Long-term use of calcium channel blocking drugs and breast cancer risk in a prospective cohort of US and Puerto Rican women
Statistical methods
We characterized use of calcium channel blockers and other antihypertensive drugs in the cohort using standard contingency table methods with chi-square tests. Univariate and multivariate logistic regression analyses were used to identify potential covariates associated with different levels of current and lifetime antihypertensive use across drug subclasses. All statistical analyses were conducted using SAS 9.3 (Cary, NC, USA).
To determine the association between calcium channel blocker use and breast cancer risk, we calculated hazard ratios (HRs) for strata of lifetime use and incident breast cancer using multivariate Cox proportional hazard regression. Calcium channel blocker use was categorized into five levels: (1) never used calcium channel blocker; (2) former user of calcium channel blocker; (3) current user with less than 5 years of use; (4) current user with 5–10 years of use; and (5) current user with 10 years or more of use. The same stratifications were used for use of any type of antihypertensive drug, as well as for the following classes of antihypertensive drugs: beta-blockers, angiotensin-converting enzyme (ACE) inhibitors, diuretics, angiotensin receptor blockers, and miscellaneous drugs. Calcium channel blockers were also stratified into dihydropyridines (amlodipine, felodipine, nifedipine SR, isradipine, nifedipine, nicardipine) and nondihydropyridines (verapamil, diltiazem, verapamil SR, diltiazem XR). Women who switched from one antihypertensive drug subclass to another subclass before the baseline survey were considered former users for their previous drug subclass, current users for their current subclass, and current users of antihypertensives in general.
Attained age serves as the time scale for the Cox proportional hazards regression models. Participants enter the analysis with their age at study enrollment, and accrue person-time until they either exit at the age of breast cancer diagnosis for cases or the age at their last completed health questionnaire. Participants who failed to respond to their most recent eligible health update were censored at the earliest date among death or the midpoint of the interval between the last completed health update and the end of the window of eligibility for responding to their first missed health update. We ran crude unadjusted Cox proportional hazards regression models as well as a multivariable model with adjustment for the following variables selected as a-priori potential confounders based on existing literature: baseline-measured BMI, race/ethnicity, smoking status, parity, menopause status, age at menarche, history of breast conditions, current drinking level, hormone replacement therapy use, and statin use. We also ran models excluding women who reported prophylactic mastectomy at baseline (N?=?234), or with adjustment for prophylactic tamoxifen and reloxifene use, but these factors had no material effect on our risk estimates and were excluded from the final model.

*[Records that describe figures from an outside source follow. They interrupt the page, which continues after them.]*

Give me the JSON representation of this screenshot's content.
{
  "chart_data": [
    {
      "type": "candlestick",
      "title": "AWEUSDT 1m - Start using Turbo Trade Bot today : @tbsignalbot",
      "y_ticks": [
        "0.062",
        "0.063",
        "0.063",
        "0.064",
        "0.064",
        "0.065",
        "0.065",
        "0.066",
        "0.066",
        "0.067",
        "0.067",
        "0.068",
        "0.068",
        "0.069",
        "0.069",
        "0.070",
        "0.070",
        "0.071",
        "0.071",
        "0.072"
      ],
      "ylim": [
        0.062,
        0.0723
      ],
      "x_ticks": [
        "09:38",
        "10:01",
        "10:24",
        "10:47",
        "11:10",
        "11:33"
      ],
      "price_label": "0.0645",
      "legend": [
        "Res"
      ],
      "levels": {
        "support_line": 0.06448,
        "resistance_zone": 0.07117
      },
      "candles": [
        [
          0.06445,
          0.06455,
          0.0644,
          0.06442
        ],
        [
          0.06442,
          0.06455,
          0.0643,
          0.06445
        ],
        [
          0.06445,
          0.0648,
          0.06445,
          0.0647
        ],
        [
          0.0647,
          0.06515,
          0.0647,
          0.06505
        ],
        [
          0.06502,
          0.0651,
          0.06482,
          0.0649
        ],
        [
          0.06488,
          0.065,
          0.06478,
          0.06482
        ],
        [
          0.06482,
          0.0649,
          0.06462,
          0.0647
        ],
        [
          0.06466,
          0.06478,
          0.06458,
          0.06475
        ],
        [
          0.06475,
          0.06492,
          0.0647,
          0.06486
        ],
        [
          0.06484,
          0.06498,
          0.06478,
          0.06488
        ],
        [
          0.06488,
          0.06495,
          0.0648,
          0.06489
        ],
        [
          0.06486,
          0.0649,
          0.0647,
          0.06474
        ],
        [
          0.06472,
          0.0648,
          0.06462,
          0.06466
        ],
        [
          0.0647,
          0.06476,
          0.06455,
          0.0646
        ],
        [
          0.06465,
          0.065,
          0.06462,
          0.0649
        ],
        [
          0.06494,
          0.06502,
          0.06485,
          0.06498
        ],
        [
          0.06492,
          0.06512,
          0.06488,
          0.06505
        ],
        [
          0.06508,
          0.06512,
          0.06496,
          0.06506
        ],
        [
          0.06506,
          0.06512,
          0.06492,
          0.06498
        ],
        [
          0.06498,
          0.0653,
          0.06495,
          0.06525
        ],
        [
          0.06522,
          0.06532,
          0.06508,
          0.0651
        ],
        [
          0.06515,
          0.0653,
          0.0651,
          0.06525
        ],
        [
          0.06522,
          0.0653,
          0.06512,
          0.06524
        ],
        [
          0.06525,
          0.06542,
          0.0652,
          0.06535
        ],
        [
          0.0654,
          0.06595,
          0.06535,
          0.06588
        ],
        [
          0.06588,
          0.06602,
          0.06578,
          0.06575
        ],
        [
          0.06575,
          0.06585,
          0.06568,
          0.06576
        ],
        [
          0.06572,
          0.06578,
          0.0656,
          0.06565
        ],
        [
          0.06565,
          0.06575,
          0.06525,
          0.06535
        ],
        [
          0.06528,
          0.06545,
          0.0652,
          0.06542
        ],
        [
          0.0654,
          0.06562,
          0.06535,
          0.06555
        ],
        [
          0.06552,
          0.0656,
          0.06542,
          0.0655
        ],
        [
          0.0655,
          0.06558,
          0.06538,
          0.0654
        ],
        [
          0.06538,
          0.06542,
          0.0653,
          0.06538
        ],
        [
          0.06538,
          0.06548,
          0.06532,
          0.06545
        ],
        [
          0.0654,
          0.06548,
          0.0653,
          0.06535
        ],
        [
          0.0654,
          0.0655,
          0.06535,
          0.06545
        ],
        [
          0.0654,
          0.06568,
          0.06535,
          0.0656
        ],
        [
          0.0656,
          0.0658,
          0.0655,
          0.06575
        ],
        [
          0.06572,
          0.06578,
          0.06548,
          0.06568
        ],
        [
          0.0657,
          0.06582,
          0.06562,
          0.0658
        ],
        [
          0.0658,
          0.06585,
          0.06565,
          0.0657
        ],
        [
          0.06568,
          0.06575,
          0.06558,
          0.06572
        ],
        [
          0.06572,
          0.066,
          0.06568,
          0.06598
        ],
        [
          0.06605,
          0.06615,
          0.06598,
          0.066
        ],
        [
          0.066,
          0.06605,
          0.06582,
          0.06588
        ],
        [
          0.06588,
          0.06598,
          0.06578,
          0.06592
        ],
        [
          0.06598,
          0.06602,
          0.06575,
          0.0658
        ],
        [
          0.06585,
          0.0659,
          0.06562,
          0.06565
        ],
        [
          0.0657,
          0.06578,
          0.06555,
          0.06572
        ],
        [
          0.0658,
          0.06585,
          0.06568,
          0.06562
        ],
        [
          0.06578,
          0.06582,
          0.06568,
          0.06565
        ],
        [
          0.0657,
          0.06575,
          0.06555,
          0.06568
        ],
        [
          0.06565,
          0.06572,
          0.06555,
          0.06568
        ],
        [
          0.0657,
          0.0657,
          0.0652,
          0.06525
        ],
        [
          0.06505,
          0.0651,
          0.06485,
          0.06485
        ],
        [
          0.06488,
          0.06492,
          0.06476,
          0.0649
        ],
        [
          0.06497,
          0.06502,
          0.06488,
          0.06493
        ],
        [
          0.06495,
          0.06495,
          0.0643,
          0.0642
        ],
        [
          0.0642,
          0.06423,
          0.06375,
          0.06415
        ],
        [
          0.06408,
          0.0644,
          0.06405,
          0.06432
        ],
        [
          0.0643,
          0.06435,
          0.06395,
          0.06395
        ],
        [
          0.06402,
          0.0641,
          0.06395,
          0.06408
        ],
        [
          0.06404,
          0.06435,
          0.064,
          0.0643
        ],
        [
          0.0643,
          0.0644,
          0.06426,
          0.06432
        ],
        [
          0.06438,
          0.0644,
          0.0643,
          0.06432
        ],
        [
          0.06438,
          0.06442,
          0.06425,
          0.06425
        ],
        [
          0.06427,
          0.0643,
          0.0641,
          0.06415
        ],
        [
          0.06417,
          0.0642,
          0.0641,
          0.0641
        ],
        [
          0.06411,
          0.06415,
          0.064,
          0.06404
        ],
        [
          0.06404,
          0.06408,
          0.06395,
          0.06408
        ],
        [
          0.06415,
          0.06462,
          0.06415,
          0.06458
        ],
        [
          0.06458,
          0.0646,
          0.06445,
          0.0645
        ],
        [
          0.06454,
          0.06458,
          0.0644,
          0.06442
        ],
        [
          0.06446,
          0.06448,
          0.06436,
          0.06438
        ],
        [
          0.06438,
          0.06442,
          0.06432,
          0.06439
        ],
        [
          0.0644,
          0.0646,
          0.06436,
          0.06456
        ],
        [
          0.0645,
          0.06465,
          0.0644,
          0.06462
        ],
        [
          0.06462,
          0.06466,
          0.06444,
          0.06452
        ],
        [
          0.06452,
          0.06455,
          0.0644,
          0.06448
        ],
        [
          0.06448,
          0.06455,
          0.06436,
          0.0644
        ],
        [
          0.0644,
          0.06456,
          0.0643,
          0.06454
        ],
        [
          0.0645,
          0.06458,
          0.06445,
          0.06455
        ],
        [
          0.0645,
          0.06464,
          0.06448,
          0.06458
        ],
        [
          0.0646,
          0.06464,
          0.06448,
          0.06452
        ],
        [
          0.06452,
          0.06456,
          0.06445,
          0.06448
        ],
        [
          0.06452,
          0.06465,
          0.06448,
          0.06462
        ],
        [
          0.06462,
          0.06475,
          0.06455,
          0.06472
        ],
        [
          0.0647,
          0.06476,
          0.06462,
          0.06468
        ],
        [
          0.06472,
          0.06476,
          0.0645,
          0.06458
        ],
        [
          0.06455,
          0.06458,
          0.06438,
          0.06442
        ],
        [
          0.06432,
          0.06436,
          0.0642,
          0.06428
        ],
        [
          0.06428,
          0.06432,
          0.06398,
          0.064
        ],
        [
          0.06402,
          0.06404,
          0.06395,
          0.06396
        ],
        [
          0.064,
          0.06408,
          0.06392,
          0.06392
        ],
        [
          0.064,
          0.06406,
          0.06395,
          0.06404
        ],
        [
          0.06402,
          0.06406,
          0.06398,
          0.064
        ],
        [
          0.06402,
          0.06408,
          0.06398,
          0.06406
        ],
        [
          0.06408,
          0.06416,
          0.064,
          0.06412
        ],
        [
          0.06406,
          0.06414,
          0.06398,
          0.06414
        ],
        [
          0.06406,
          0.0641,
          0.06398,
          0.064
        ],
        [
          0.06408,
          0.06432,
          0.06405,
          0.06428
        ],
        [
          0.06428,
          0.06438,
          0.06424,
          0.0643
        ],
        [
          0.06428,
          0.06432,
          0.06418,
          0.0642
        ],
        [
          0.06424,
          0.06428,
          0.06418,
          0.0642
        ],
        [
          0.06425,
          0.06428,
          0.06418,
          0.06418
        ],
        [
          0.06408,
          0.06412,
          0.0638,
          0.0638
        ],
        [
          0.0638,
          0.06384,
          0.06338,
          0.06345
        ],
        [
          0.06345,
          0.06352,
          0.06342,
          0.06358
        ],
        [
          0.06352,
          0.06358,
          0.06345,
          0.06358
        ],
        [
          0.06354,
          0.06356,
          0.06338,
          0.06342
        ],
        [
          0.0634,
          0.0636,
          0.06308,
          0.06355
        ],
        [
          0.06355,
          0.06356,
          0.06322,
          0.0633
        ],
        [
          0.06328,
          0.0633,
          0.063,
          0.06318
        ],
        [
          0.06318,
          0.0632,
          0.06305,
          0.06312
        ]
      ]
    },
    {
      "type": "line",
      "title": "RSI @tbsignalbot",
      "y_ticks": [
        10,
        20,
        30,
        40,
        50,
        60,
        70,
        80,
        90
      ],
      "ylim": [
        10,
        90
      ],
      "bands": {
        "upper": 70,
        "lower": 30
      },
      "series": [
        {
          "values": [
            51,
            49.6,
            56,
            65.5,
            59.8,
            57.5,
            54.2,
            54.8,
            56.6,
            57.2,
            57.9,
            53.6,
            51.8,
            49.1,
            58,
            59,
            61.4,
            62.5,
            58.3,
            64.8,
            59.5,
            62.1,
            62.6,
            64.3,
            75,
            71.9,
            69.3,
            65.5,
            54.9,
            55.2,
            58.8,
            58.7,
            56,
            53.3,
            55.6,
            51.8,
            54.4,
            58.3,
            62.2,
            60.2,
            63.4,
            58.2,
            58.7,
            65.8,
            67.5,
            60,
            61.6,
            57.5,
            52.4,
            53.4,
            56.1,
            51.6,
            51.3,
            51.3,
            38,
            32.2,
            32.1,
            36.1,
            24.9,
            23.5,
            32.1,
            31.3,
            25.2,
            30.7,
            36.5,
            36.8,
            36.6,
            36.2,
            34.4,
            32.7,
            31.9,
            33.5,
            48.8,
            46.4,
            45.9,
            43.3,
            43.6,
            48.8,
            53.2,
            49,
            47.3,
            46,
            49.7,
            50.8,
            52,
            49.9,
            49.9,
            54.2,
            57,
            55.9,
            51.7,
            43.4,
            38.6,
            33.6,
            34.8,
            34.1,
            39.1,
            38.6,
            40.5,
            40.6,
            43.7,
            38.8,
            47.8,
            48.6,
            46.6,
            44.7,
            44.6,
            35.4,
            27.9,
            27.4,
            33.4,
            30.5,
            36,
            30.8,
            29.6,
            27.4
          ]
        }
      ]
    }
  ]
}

As an a-priori hypothesis, we examined risk associated with long-term use of calcium channel blocking drugs, and additionally examined use of antihypertensives in general and use of other subclasses of antihypertensive drugs. We focused on use of calcium channel blockers that lasted for 10 years or more, because this is the length of usage that has recently been associated with breast cancer risk. We also conducted analyses where long-term use was defined less strictly as 5 years or more of use to provide increased statistical power for risk detection. We examined risk associated with long-term calcium channel blocker use by breast tumor characteristics including tumor invasiveness at diagnosis and estrogen receptor status. To make our results as comparable as possible with previously conducted studies, we conducted sensitivity analyses limiting our analytical group to: women who were postmenopausal at study entry; and women who were aged 55 or older at study entry. Additionally, we conducted an active comparator sensitivity analysis in which we limited our analytical group to women who were current users of an antihypertensive drug: for at least 5 years; and for at least 10 years. This analysis allows for direct comparison of long-term calcium channel blocker users with women who were long-term users of another class of antihypertensive drug.